Source Capital is a closed-end investment company that has operated continuously since its founding in 1929, making it one of the longer-running funds in America. It trades on the New York Stock Exchange under the ticker SOR and competes in a peculiar corner of the fund universe: closed-end structures that issue a fixed number of shares traded on the secondary market, rather than the open-end mutual funds most retail investors know.

The fund employs a dual-class share structure, the signature feature that sets it apart. Class A shares track toward growth and capital appreciation. Class B shares are built for income, prioritizing current yields from dividends and interest. This separation lets Source Capital serve two investor temperaments with a single portfolio—a neat trick that has endured through cycles.

How a closed-end fund behaves through the cycle

Source Capital, like all closed-end funds, can trade at a premium or a discount to its underlying net asset value. In booms, when investors clamor for yield-bearing assets, the discount often narrows and premiums emerge—the fund’s shares rise faster than the portfolio itself. In downturns, fear reverses the equation. Investors sell the fund’s shares in a rush, pushing the discount wide even if the underlying holdings are sound. This dynamic—separate from the portfolio’s own mark-to-market—creates a second layer of volatility that concept investors sometimes miss.

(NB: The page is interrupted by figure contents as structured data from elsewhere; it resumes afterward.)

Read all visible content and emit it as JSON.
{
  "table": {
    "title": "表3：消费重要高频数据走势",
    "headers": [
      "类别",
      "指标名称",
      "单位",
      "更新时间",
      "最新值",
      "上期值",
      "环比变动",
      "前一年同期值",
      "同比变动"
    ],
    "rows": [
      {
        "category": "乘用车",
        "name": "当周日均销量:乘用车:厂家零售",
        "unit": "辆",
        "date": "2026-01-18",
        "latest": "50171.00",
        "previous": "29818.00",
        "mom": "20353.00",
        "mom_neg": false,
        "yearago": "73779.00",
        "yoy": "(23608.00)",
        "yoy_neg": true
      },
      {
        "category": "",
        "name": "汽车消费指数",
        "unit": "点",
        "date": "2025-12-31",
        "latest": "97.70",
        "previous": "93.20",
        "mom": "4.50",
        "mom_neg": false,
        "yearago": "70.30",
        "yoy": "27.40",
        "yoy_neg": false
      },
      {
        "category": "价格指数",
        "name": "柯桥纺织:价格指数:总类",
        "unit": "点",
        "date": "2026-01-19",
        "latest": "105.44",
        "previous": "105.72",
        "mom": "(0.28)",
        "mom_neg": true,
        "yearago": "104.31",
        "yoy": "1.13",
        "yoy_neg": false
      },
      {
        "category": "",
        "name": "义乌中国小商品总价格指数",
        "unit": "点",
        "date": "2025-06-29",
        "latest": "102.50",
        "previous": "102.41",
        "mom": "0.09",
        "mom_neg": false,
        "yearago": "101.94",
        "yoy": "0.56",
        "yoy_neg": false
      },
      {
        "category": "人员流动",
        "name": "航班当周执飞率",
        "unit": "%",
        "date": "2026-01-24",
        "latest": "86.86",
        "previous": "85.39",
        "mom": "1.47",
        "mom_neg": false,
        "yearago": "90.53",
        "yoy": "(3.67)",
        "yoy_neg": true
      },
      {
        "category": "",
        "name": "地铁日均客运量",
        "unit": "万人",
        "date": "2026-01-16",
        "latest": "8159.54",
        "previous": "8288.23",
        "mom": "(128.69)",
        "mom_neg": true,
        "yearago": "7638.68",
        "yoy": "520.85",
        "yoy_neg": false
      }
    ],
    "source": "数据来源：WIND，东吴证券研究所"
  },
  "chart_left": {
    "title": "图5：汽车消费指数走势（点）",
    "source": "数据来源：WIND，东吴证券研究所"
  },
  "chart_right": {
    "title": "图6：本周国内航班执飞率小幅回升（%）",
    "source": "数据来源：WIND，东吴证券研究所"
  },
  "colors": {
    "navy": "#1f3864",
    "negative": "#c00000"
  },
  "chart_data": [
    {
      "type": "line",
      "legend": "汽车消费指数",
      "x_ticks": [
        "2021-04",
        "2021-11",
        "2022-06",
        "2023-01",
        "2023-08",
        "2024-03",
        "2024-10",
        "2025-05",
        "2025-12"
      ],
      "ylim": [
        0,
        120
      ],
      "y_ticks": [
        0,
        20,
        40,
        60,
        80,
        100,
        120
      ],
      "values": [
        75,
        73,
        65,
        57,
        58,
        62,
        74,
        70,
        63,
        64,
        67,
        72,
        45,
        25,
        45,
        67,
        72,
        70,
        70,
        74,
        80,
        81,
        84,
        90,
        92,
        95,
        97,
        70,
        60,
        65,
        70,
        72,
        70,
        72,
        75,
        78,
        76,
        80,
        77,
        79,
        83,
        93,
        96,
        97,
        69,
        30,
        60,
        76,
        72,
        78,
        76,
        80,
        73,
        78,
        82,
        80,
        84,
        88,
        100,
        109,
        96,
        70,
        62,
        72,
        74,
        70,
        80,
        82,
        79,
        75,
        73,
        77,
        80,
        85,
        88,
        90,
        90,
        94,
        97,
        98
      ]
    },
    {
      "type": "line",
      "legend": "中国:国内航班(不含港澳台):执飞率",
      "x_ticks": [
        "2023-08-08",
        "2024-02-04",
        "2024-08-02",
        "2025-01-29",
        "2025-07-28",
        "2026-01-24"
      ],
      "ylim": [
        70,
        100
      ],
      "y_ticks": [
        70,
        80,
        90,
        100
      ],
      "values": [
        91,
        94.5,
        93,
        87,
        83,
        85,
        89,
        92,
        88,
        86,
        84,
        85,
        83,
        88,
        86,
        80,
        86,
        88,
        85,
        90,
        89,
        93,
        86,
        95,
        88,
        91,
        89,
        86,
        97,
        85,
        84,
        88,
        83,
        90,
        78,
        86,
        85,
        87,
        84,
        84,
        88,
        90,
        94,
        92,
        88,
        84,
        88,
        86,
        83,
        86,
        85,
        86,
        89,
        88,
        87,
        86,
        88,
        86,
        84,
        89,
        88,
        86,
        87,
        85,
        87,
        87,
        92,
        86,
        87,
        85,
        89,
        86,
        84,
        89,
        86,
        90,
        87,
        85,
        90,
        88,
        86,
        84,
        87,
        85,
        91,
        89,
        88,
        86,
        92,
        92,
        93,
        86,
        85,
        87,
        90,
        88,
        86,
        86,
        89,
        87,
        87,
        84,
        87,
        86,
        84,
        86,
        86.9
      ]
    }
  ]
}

The fund’s yield strategy works well when credit spreads are reasonable and dividend-paying stocks are neither scorned nor wildly overbought. It falters when interest rates spike sharply (bond values fall) or when growth stocks dominate and dividend-payers lag for years. Source Capital has weathered several such stretches and, by design, holds through them.

The portfolio and allocation

The fund holds a mix of dividend-paying common stocks—utilities, consumer staples, real estate investment trusts—and fixed-income securities across the credit spectrum. The exact mix shifts with market conditions and management outlook, but the core thesis remains constant: earn steady cash from the portfolio, let capital appreciation accrue to Class A, and ensure Class B receives its distributions first. During periods of market stress, when yielding assets attract capital, the fund often finds itself in demand. During periods when growth dominates or rates fall to zero, the mathematics tighten.

Performance and the closed-end discount puzzle

Source Capital has existed through the Depression, stagflation, and the 2008 crisis. It survived them not by beating the market but by staying in the game—holding income-producing assets through drawdowns and issuing two classes of shares that appeal to different needs. Yet it is neither cheap nor simple. Shareholders pay annual expenses, the discount to net asset value can widen painfully, and the dual-class structure, while novel, adds complexity that many investors now prefer to avoid.

The fund is best approached by investors who understand closed-end mechanics and actively monitor the discount—buying into widening discounts when the portfolio remains sound, avoiding premium valuations. It is not for passive holders seeking simplicity, nor for those unfamiliar with the closed-end gap between quoted price and underlying value.

How to research Source Capital

The fund files annual and semi-annual reports with the Securities and Exchange Commission. The most useful documents are the shareholder reports and the semi-annual prospectuses, which detail holdings, dividend history by class, the net asset value, the trading discount or premium, and management commentary on positioning. The SEC EDGAR system (CIK 0000091847) holds all filings. Pay attention to the trend in the Class A and Class B net asset values over multiple years, the size of the current discount, and the yield on each class relative to comparable investments.